I’m no cheerleader for the GOP, but the arguments currently being put forth in favor of a slower, more measured analysis, a streamlined bill which targets the truly urgent challenges we face, and the opportunity to openly debate some of the less urgent “stimulus” dollars later on their own merit hardly seems like a rush to the brink. Quite the opposite, questions arising over this bill are coming from all quarters and would seem to indicate that a more considered, thoughtful approach is in order. Krugman himself gives a passing nod to one criticism, though in rather dismissive tones.
The Congressional Budget Office is slightly more sanguine, but its director, nonetheless, recently warned that “absent a change in fiscal policy … the shortfall in the nation’s output relative to potential levels will be the largest — in duration and depth — since the Depression of the 1930s.”
Did you really say that the CBO was, “slightly more sanguine” on this issue? Perhaps “outright dubious” might have been closer to the mark.
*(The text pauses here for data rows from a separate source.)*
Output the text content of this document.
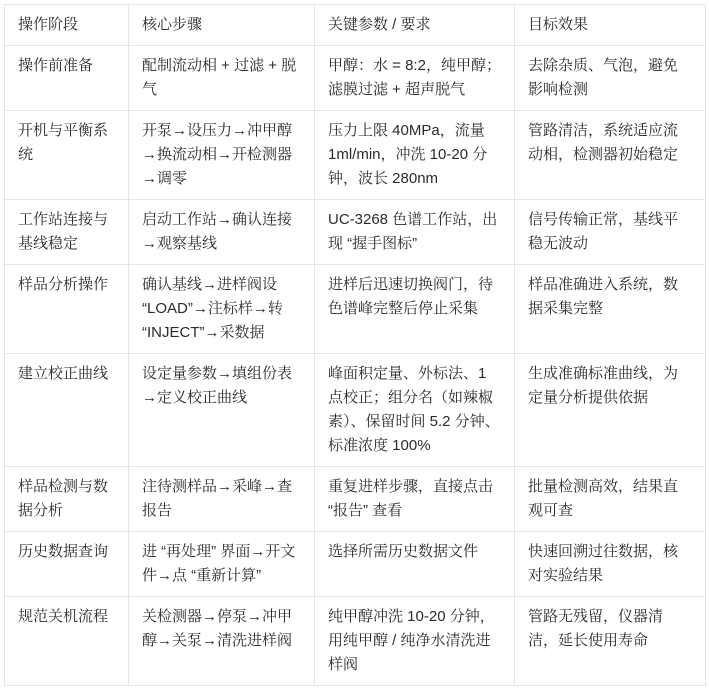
操作阶段	核心步骤	关键参数 / 要求	目标效果
操作前准备	配制流动相 + 过滤 + 脱气	甲醇：水 = 8:2，纯甲醇；滤膜过滤 + 超声脱气	去除杂质、气泡，避免影响检测
开机与平衡系统	开泵→设压力→冲甲醇→换流动相→开检测器→调零	压力上限 40MPa，流量 1ml/min，冲洗 10-20 分钟，波长 280nm	管路清洁，系统适应流动相，检测器初始稳定
工作站连接与基线稳定	启动工作站→确认连接→观察基线	UC-3268 色谱工作站，出现 “握手图标”	信号传输正常，基线平稳无波动
样品分析操作	确认基线→进样阀设 “LOAD”→注标样→转 “INJECT”→采数据	进样后迅速切换阀门，待色谱峰完整后停止采集	样品准确进入系统，数据采集完整
建立校正曲线	设定量参数→填组份表→定义校正曲线	峰面积定量、外标法、1 点校正；组分名（如辣椒素）、保留时间 5.2 分钟、标准浓度 100%	生成准确标准曲线，为定量分析提供依据
样品检测与数据分析	注待测样品→采峰→查报告	重复进样步骤，直接点击 “报告” 查看	批量检测高效，结果直观可查
历史数据查询	进 “再处理” 界面→开文件→点 “重新计算”	选择所需历史数据文件	快速回溯过往数据，核对实验结果
规范关机流程	关检测器→停泵→冲甲醇→关泵→清洗进样阀	纯甲醇冲洗 10-20 分钟，用纯甲醇 / 纯净水清洗进样阀	管路无残留，仪器清洁，延长使用寿命
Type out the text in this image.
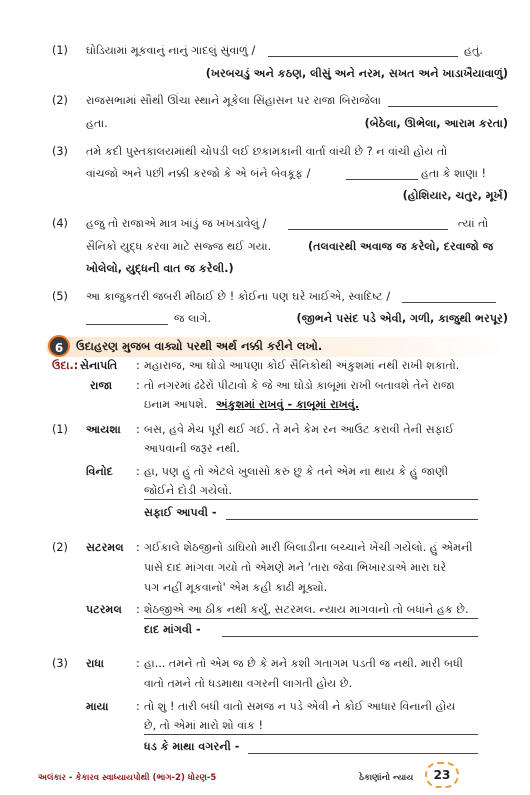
(1) ઘોડિયામાં મૂકવાનું નાનું ગાદલું સુંવાળું /	હતું.
(ખરબચડું અને કઠણ, લીસું અને નરમ, સખત અને ખાડાખૈયાવાળું)
(2) રાજસભામાં સૌથી ઊંચા સ્થાને મૂકેલા સિંહાસન પર રાજા બિરાજેલા
હતા.	(બેઠેલા, ઊભેલા, આરામ કરતા)
(3) તમે કદી પુસ્તકાલયમાંથી ચોપડી લઈ છકામકાની વાર્તા વાંચી છે ? ન વાંચી હોય તો
વાંચજો અને પછી નક્કી કરજો કે એ બંને બેવકૂફ /	હતા કે શાણા !
(હોશિયાર, ચતુર, મૂર્ખ)
(4) હજુ તો રાજાએ માત્ર ખાંડું જ ખખડાવેલું /	ત્યાં તો
સૈનિકો યુદ્ધ કરવા માટે સજ્જ થઈ ગયા.	(તલવારથી અવાજ જ કરેલો, દરવાજો જ
ખોલેલો, યુદ્ધની વાત જ કરેલી.)
(5) આ કાજુકતરી જબરી મીઠાઈ છે ! કોઈના પણ ઘરે ખાઈએ, સ્વાદિષ્ટ /
જ લાગે.	(જીભને પસંદ પડે એવી, ગળી, કાજુથી ભરપૂર)
6	ઉદાહરણ મુજબ વાક્યો પરથી અર્થ નક્કી કરીને લખો.
ઉદા.: સેનાપતિ : મહારાજ, આ ઘોડો આપણા કોઈ સૈનિકોથી અંકુશમાં નથી રાખી શકાતો.
રાજા : તો નગરમાં ઢંઢેરો પીટાવો કે જે આ ઘોડો કાબૂમાં રાખી બતાવશે તેને રાજા
ઇનામ આપશે. અંકુશમાં રાખવું - કાબૂમાં રાખવું.
(1) આયશા : બસ, હવે મેચ પૂરી થઈ ગઈ. તેં મને કેમ રન આઉટ કરાવી તેની સફાઈ
આપવાની જરૂર નથી.
વિનોદ : હા, પણ હું તો એટલે ખુલાસો કરું છું કે તને એમ ના થાય કે હું જાણી
જોઈને દોડી ગયેલો.
સફાઈ આપવી -
(2) સટરમલ : ગઈકાલે શેઠજીનો ડાઘિયો મારી બિલાડીના બચ્ચાને ખેંચી ગયેલો. હું એમની
પાસે દાદ માંગવા ગયો તો એમણે મને 'તારા જેવા ભિખારડાએ મારા ઘરે
પગ નહીં મૂકવાનો' એમ કહી કાઢી મૂક્યો.
પટરમલ : શેઠજીએ આ ઠીક નથી કર્યું, સટરમલ. ન્યાય માંગવાનો તો બધાંને હક છે.
દાદ માંગવી -
(3) રાધા	: હા... તમને તો એમ જ છે કે મને કશી ગતાગમ પડતી જ નથી. મારી બધી
વાતો તમને તો ધડમાથા વગરની લાગતી હોય છે.
માયા : તો શું ! તારી બધી વાતો સમજ ન પડે એવી ને કોઈ આધાર વિનાની હોય
છે, તો એમાં મારો શો વાંક !
ધડ કે માથા વગરની -
અલંકાર - કેકારવ સ્વાધ્યાયપોથી (ભાગ-2) ધોરણ-5	ઠેકાણાંનો ન્યાય	23
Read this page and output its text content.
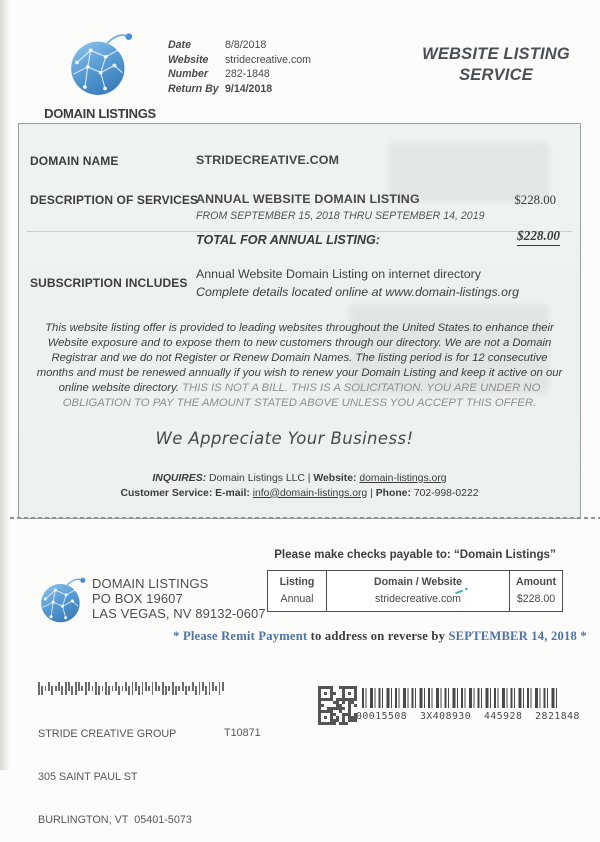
DOMAIN LISTINGS
Date	8/8/2018
Website	stridecreative.com
Number	282-1848
Return By 9/14/2018
WEBSITE LISTING
SERVICE
DOMAIN NAME	STRIDECREATIVE.COM
DESCRIPTION OF SERVICES
ANNUAL WEBSITE DOMAIN LISTING	$228.00
FROM SEPTEMBER 15, 2018 THRU SEPTEMBER 14, 2019
TOTAL FOR ANNUAL LISTING:	$228.00
SUBSCRIPTION INCLUDES
Annual Website Domain Listing on internet directory
Complete details located online at www.domain-listings.org
This website listing offer is provided to leading websites throughout the United States to enhance their Website exposure and to expose them to new customers through our directory. We are not a Domain Registrar and we do not Register or Renew Domain Names. The listing period is for 12 consecutive months and must be renewed annually if you wish to renew your Domain Listing and keep it active on our online website directory. THIS IS NOT A BILL. THIS IS A SOLICITATION. YOU ARE UNDER NO OBLIGATION TO PAY THE AMOUNT STATED ABOVE UNLESS YOU ACCEPT THIS OFFER.
We Appreciate Your Business!
INQUIRES: Domain Listings LLC | Website: domain-listings.org
Customer Service: E-mail: info@domain-listings.org | Phone: 702-998-0222
Please make checks payable to: “Domain Listings”
Listing	Domain / Website	Amount
Annual	stridecreative.com	$228.00
DOMAIN LISTINGS
PO BOX 19607
LAS VEGAS, NV 89132-0607
* Please Remit Payment to address on reverse by SEPTEMBER 14, 2018 *

STRIDE CREATIVE GROUP

305 SAINT PAUL ST

BURLINGTON, VT  05401-5073

T10871
00015508  3X408930  445928  2821848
CBO, the official scorekeepers for legislation, said the House and Senate bills will help in the short term but result in so much government debt that within a few years they would crowd out private investment, actually leading to a lower Gross Domestic Product over the next 10 years than if the government had done nothing.
CBO estimates that by 2019 the Senate legislation would reduce GDP by 0.1 percent to 0.3 percent on net.
I normally don’t find myself agreeing with Charles Krauthammer, as his hyperpartisan liberal bashing can quickly put most moderates off their feed, but he’s got a few good points to make today.
It’s the essential fraud of rushing through a bill in which the normal rules (committee hearings, finding revenue to pay for the programs) are suspended on the grounds that a national emergency requires an immediate job-creating stimulus — and then throwing into it hundreds of billions that have nothing to do with stimulus, that Congress’s own budget office says won’t be spent until 2011 and beyond, and that are little more than the back-scratching, special-interest, lobby-driven parochialism that Obama came to Washington to abolish. He said.
Let’s be clear on one thing. The blame for this did not originate with President Obama, as I see it. He seems to have been clearly and earnestly interested in hearing input from the Republicans and finding a bipartisan path forward on stimulus. Unfortunately, he utterly failed to exercise any control over Nancy Pelosi and, at least thus far, Harry Reid, and now the horse has escaped the barn. He is showing up on television looking angry that his will wasn’t implemented quickly enough and falling back on practiced habits of blaming any failures on the opposition party. If this is how the fairy tale story of the stimulus bill ends, it will be a sad and possibly crippling start to the Obama presidency. The new golden era of post-partisan progress will turn into more of the same old, same old.